Implement a Mobile Device Management System (MDM) for your devices. We have seen tremendous value in our MDM platform to comply devices with a set of policies set by our team. Policies include antivirus protection, disk encryption, conditional access, detection and response, and account protection. In addition to these capabilities, we have empowered our service desk team to provide remote management capability allowing team members to remotely wipe, offboard and onboard a device to our infrastructure. Such capability is key to hybrid environment moving into the future.

4) In the world of associations and non-profit organizations, what have you seen as a surprising aspect to their priorities or constraints?

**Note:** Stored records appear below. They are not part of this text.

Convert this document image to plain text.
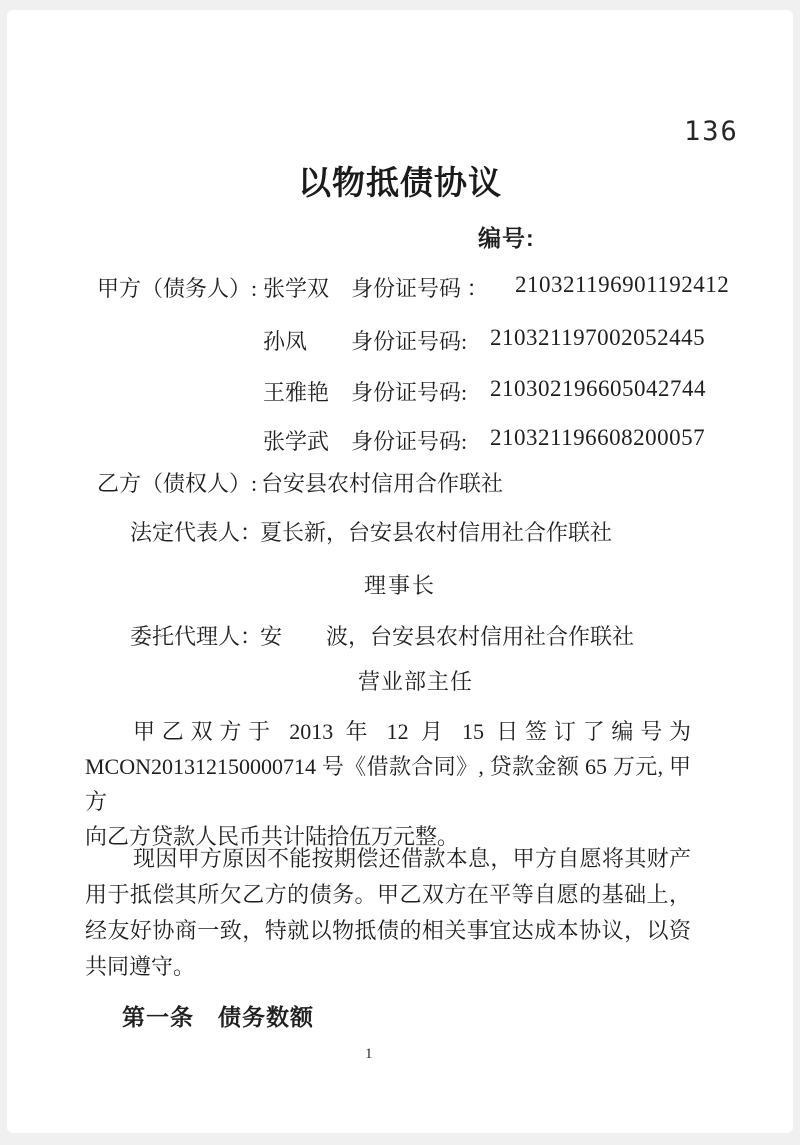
136
以物抵债协议
编号:
甲方（债务人）: 张学双 身份证号码 ： 210321196901192412
孙凤 身份证号码: 210321197002052445
王雅艳 身份证号码: 210302196605042744
张学武 身份证号码: 210321196608200057
乙方（债权人）: 台安县农村信用合作联社
法定代表人：
夏长新，台安县农村信用社合作联社
理事长
委托代理人：
安　　波，台安县农村信用社合作联社
营业部主任
甲乙双方于 2013 年 12 月 15 日签订了编号为
MCON201312150000714 号《借款合同》, 贷款金额 65 万元, 甲方
向乙方贷款人民币共计陆拾伍万元整。
现因甲方原因不能按期偿还借款本息，甲方自愿将其财产
用于抵偿其所欠乙方的债务。甲乙双方在平等自愿的基础上，
经友好协商一致，特就以物抵债的相关事宜达成本协议，以资
共同遵守。
第一条　债务数额
1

IT is becoming an integral part of the organization. It is no surprise that IT is becoming partners in all areas of operations within organizations. Whether we need to implement an infrastructure supporting mission-critical operations or keeping the light on, IT is becoming an integral part of the mission of the organization to deliver value and generate new channels of revenue. Many of my colleagues are also seeing this change and COVID-19 certainly sped this change. IT suddenly became a champion making technology available to successfully continue conducting business operations while the world came to a halt. This is an exciting momentum for all IT leaders encompassing value, contributing to the mission of the organization, and providing new opportunities for both internal and external customers.

Do more with less. The pandemic added additional challenges for IT with incredible pressure to provide successful customer service with the same resources and human capital prior to the pandemic. Maximizing the full potential of systems, and human capital was a challenge to prevent burnout for staff members while.

Attracting new talent. Attracting new talent has become a challenge—especially for non-profits and associations competing for similar talent as Microsoft, Amazon, Facebook, and Google in the District of Columbia area. It has become apparent that due to limitation of resources (mostly due to salaries in our region), we will continue to face this challenge and the need to be creative providing a unique experience to attract new talent. I am excited for the re-opening to get out and meet potential talents in meetup groups and connecting online through LinkedIn to expand our outreach for new talents while providing additional benefits to the potential candidates such as full-time remote, academic reimbursements, etc.

5) You have been a long-time SIMCAC member and Board Member.  From your perspective, what is the primary value proposition of SIM membership, and what would you say to other senior technology executives that are considering membership (especially to those in the Capital Area)?

SIMCAC has allowed me to connect with many local IT leaders whom I call colleagues. While I was the Sponsorship Chair with SIMCAC, I got the opportunity to meet and connect with many thought leaders in our region that I couldn’t have done without SIMCAC’s platform. This unique platform, unlike others in the area, has been extremely beneficial to me. 

I encourage local IT leaders to join SIMCAC to connect with other IT leaders, develop themselves by learning and educating others from their experiences, and to give back to the community through speaking opportunities and sponsoring local STEM groups.